Kennedy Space Center
Engineering Technician, Bendix Life Support Services
Dad worked at “The Cape” from mid 1965 to Fall 1967. He was first employed by Trans World Airlines (TWA) for about a month driving a mosquito fogger truck out in the boondocks (as he called the marshlands) spraying for pests, often on the Hoot Owl shift. Some of his fondest memories were of eating rattlesnakes, armadillos and other swamp critters his group came across (or ran over).

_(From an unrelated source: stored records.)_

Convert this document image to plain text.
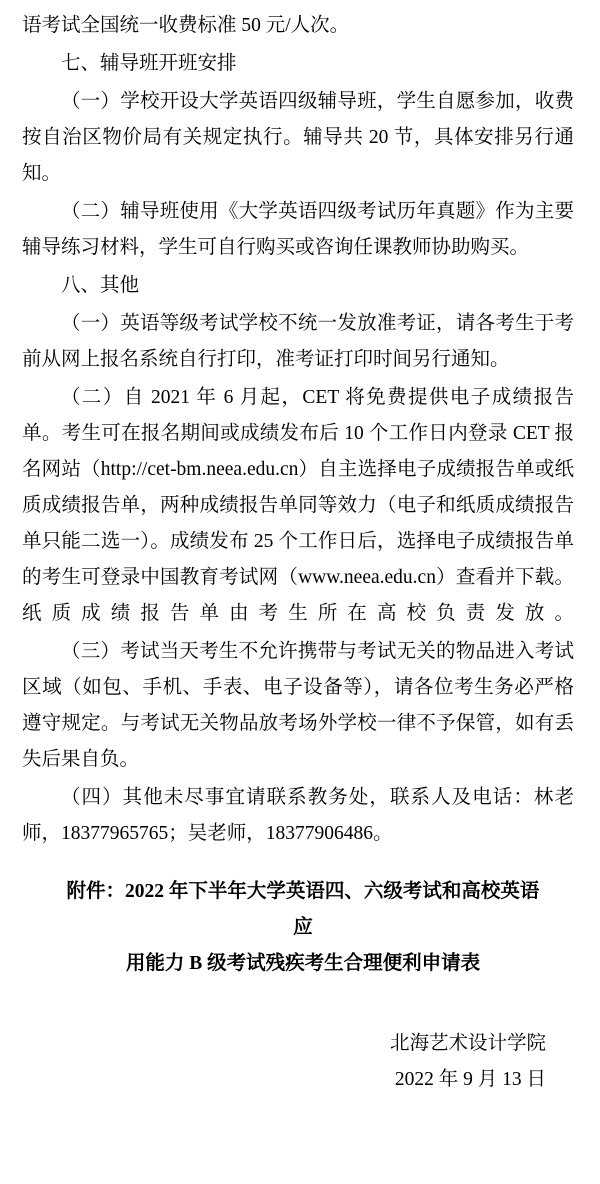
语考试全国统一收费标准 50 元/人次。

七、辅导班开班安排

（一）学校开设大学英语四级辅导班，学生自愿参加，收费按自治区物价局有关规定执行。辅导共 20 节，具体安排另行通知。

（二）辅导班使用《大学英语四级考试历年真题》作为主要辅导练习材料，学生可自行购买或咨询任课教师协助购买。

八、其他

（一）英语等级考试学校不统一发放准考证，请各考生于考前从网上报名系统自行打印，准考证打印时间另行通知。

（二）自 2021 年 6 月起，CET 将免费提供电子成绩报告单。考生可在报名期间或成绩发布后 10 个工作日内登录 CET 报名网站（http://cet-bm.neea.edu.cn）自主选择电子成绩报告单或纸质成绩报告单，两种成绩报告单同等效力（电子和纸质成绩报告单只能二选一）。成绩发布 25 个工作日后，选择电子成绩报告单的考生可登录中国教育考试网（www.neea.edu.cn）查看并下载。纸质成绩报告单由考生所在高校负责发放。

（三）考试当天考生不允许携带与考试无关的物品进入考试区域（如包、手机、手表、电子设备等），请各位考生务必严格遵守规定。与考试无关物品放考场外学校一律不予保管，如有丢失后果自负。

（四）其他未尽事宜请联系教务处，联系人及电话：林老师，18377965765；吴老师，18377906486。

附件：2022 年下半年大学英语四、六级考试和高校英语应

用能力 B 级考试残疾考生合理便利申请表

北海艺术设计学院

2022 年 9 月 13 日
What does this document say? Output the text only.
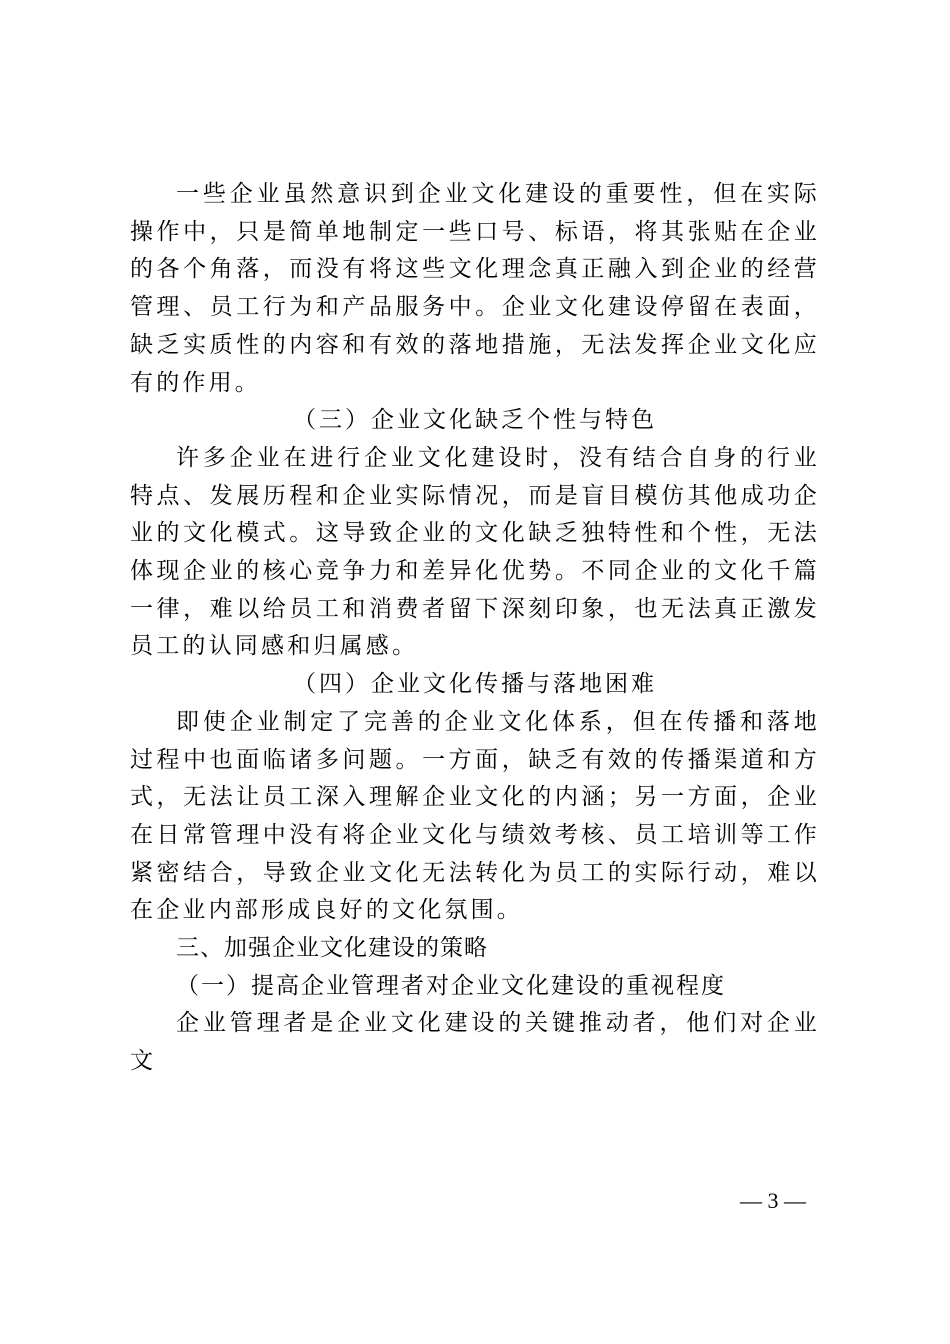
一些企业虽然意识到企业文化建设的重要性，但在实际操作中，只是简单地制定一些口号、标语，将其张贴在企业的各个角落，而没有将这些文化理念真正融入到企业的经营管理、员工行为和产品服务中。企业文化建设停留在表面，缺乏实质性的内容和有效的落地措施，无法发挥企业文化应有的作用。

（三）企业文化缺乏个性与特色

许多企业在进行企业文化建设时，没有结合自身的行业特点、发展历程和企业实际情况，而是盲目模仿其他成功企业的文化模式。这导致企业的文化缺乏独特性和个性，无法体现企业的核心竞争力和差异化优势。不同企业的文化千篇一律，难以给员工和消费者留下深刻印象，也无法真正激发员工的认同感和归属感。

（四）企业文化传播与落地困难

即使企业制定了完善的企业文化体系，但在传播和落地过程中也面临诸多问题。一方面，缺乏有效的传播渠道和方式，无法让员工深入理解企业文化的内涵；另一方面，企业在日常管理中没有将企业文化与绩效考核、员工培训等工作紧密结合，导致企业文化无法转化为员工的实际行动，难以在企业内部形成良好的文化氛围。

三、加强企业文化建设的策略
（一）提高企业管理者对企业文化建设的重视程度

企业管理者是企业文化建设的关键推动者，他们对企业文

— 3 —
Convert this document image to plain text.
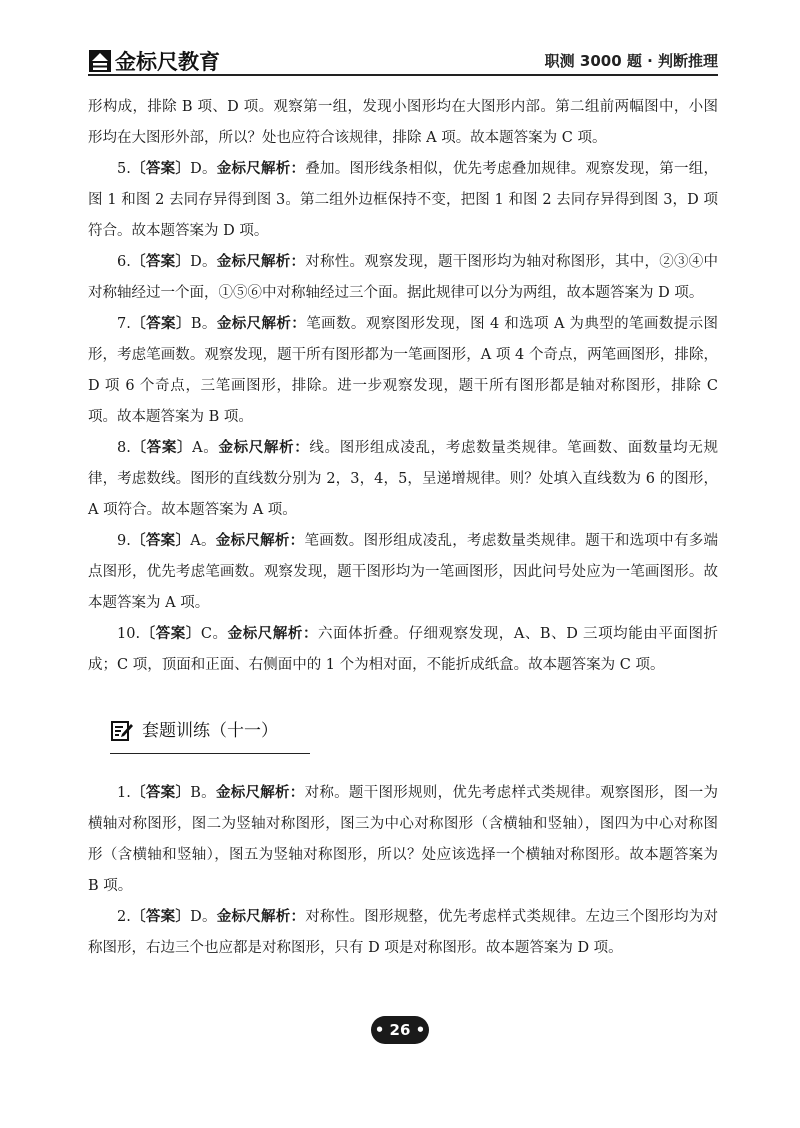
金标尺教育	职测 3000 题 · 判断推理

形构成，排除 B 项、D 项。观察第一组，发现小图形均在大图形内部。第二组前两幅图中，小图形均在大图形外部，所以？处也应符合该规律，排除 A 项。故本题答案为 C 项。

5.〔答案〕D。金标尺解析：叠加。图形线条相似，优先考虑叠加规律。观察发现，第一组，图 1 和图 2 去同存异得到图 3。第二组外边框保持不变，把图 1 和图 2 去同存异得到图 3，D 项符合。故本题答案为 D 项。

6.〔答案〕D。金标尺解析：对称性。观察发现，题干图形均为轴对称图形，其中，②③④中对称轴经过一个面，①⑤⑥中对称轴经过三个面。据此规律可以分为两组，故本题答案为 D 项。

7.〔答案〕B。金标尺解析：笔画数。观察图形发现，图 4 和选项 A 为典型的笔画数提示图形，考虑笔画数。观察发现，题干所有图形都为一笔画图形，A 项 4 个奇点，两笔画图形，排除，D 项 6 个奇点，三笔画图形，排除。进一步观察发现，题干所有图形都是轴对称图形，排除 C 项。故本题答案为 B 项。

8.〔答案〕A。金标尺解析：线。图形组成凌乱，考虑数量类规律。笔画数、面数量均无规律，考虑数线。图形的直线数分别为 2，3，4，5，呈递增规律。则？处填入直线数为 6 的图形，A 项符合。故本题答案为 A 项。

9.〔答案〕A。金标尺解析：笔画数。图形组成凌乱，考虑数量类规律。题干和选项中有多端点图形，优先考虑笔画数。观察发现，题干图形均为一笔画图形，因此问号处应为一笔画图形。故本题答案为 A 项。

10.〔答案〕C。金标尺解析：六面体折叠。仔细观察发现，A、B、D 三项均能由平面图折成；C 项，顶面和正面、右侧面中的 1 个为相对面，不能折成纸盒。故本题答案为 C 项。

套题训练（十一）

1.〔答案〕B。金标尺解析：对称。题干图形规则，优先考虑样式类规律。观察图形，图一为横轴对称图形，图二为竖轴对称图形，图三为中心对称图形（含横轴和竖轴），图四为中心对称图形（含横轴和竖轴），图五为竖轴对称图形，所以？处应该选择一个横轴对称图形。故本题答案为 B 项。

2.〔答案〕D。金标尺解析：对称性。图形规整，优先考虑样式类规律。左边三个图形均为对称图形，右边三个也应都是对称图形，只有 D 项是对称图形。故本题答案为 D 项。

• 26 •
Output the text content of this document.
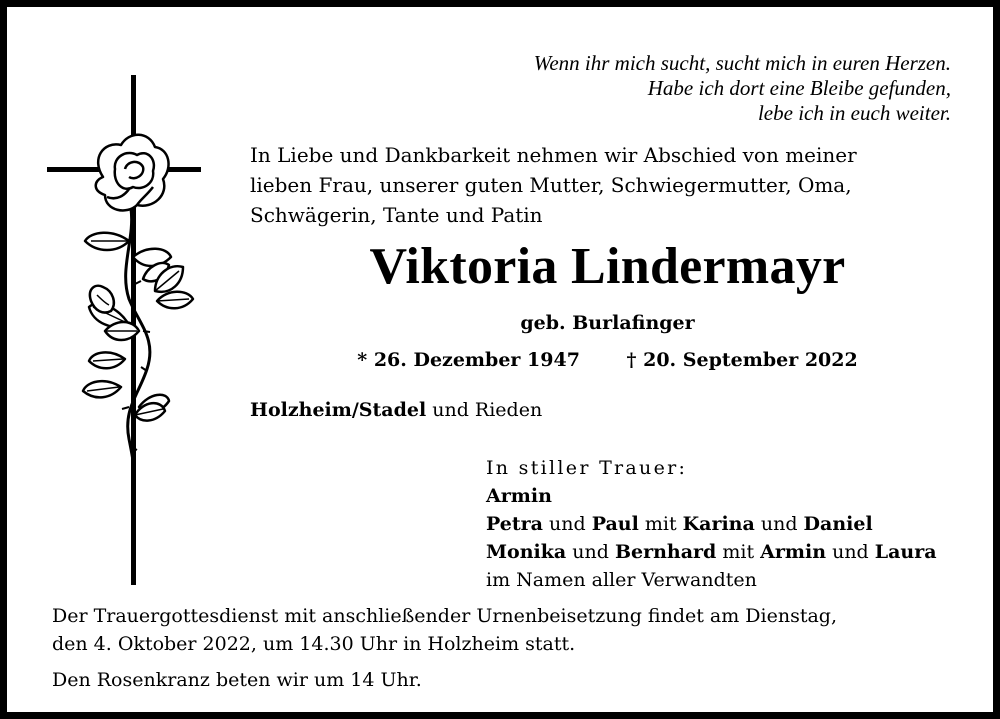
Wenn ihr mich sucht, sucht mich in euren Herzen.
Habe ich dort eine Bleibe gefunden,
lebe ich in euch weiter.
In Liebe und Dankbarkeit nehmen wir Abschied von meiner
lieben Frau, unserer guten Mutter, Schwiegermutter, Oma,
Schwägerin, Tante und Patin
Viktoria Lindermayr
geb. Burlafinger
* 26. Dezember 1947 † 20. September 2022
Holzheim/Stadel und Rieden
In stiller Trauer:
Armin
Petra und Paul mit Karina und Daniel
Monika und Bernhard mit Armin und Laura
im Namen aller Verwandten
Der Trauergottesdienst mit anschließender Urnenbeisetzung findet am Dienstag,
den 4. Oktober 2022, um 14.30 Uhr in Holzheim statt.
Den Rosenkranz beten wir um 14 Uhr.
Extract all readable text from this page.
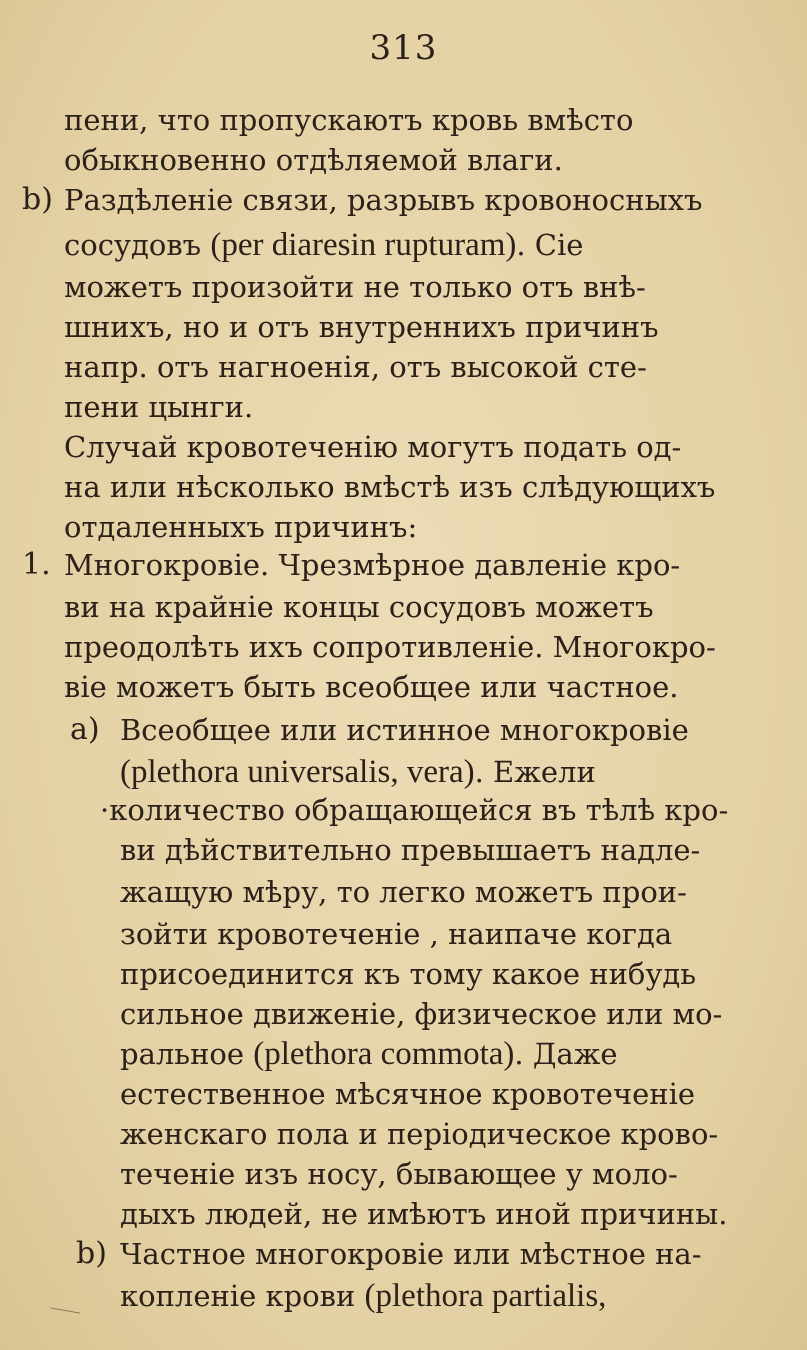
313
пени, что пропускаютъ кровь вмѣсто
обыкновенно отдѣляемой влаги.
b) Раздѣленіе связи, разрывъ кровоносныхъ
сосудовъ (per diaresin rupturam). Сіе
можетъ произойти не только отъ внѣ-
шнихъ, но и отъ внутреннихъ причинъ
напр. отъ нагноенія, отъ высокой сте-
пени цынги.
Случай кровотеченію могутъ подать од-
на или нѣсколько вмѣстѣ изъ слѣдующихъ
отдаленныхъ причинъ:
1. Многокровіе. Чрезмѣрное давленіе кро-
ви на крайніе концы сосудовъ можетъ
преодолѣть ихъ сопротивленіе. Многокро-
віе можетъ быть всеобщее или частное.
a) Всеобщее или истинное многокровіе
(plethora universalis, vera). Ежели
·количество обращающейся въ тѣлѣ кро-
ви дѣйствительно превышаетъ надле-
жащую мѣру, то легко можетъ прои-
зойти кровотеченіе , наипаче когда
присоединится къ тому какое нибудь
сильное движеніе, физическое или мо-
ральное (plethora commota). Даже
естественное мѣсячное кровотеченіе
женскаго пола и періодическое крово-
теченіе изъ носу, бывающее у моло-
дыхъ людей, не имѣютъ иной причины.
b) Частное многокровіе или мѣстное на-
копленіе крови (plethora partialis,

Later he was hired by the Bendix Corporation in their Life Support Division working in the “Clean Room”, a sterile environment completely void of contaminants and airborne particulates, handling astronaut and fuel handlers portable life support systems. I remember stories of Dad seeing it rain INSIDE the Vehicle Assembly Building and taking his lunchbox onto launch complexes 39A and 39B while they were under construction for his midday meal. Once he was close enough to a Titan IIIC launch he actually felt the heat (so much for blast zones back then). Titan IIIC put out enough thrust that it actually rattled our windows 12 miles away. He was on site the day a fire raged through the Apollo 1 command module during a “plugs out” test. The lives of astronauts Grissom, Chaffee and White were lost. I remember vividly he called Mom to share the news way before the news services covered the event.
Those were magical days living in Titusville. We were Ground Zero in the Space Race with the Rooskies and the focal point of this country’s push for the Moon. It was a different country back then and nothing seemed impossible. It was a time like which we’ll never see again. I feel so grateful and blessed to have been witness to that era of American history. Thanks, Dad, you did good.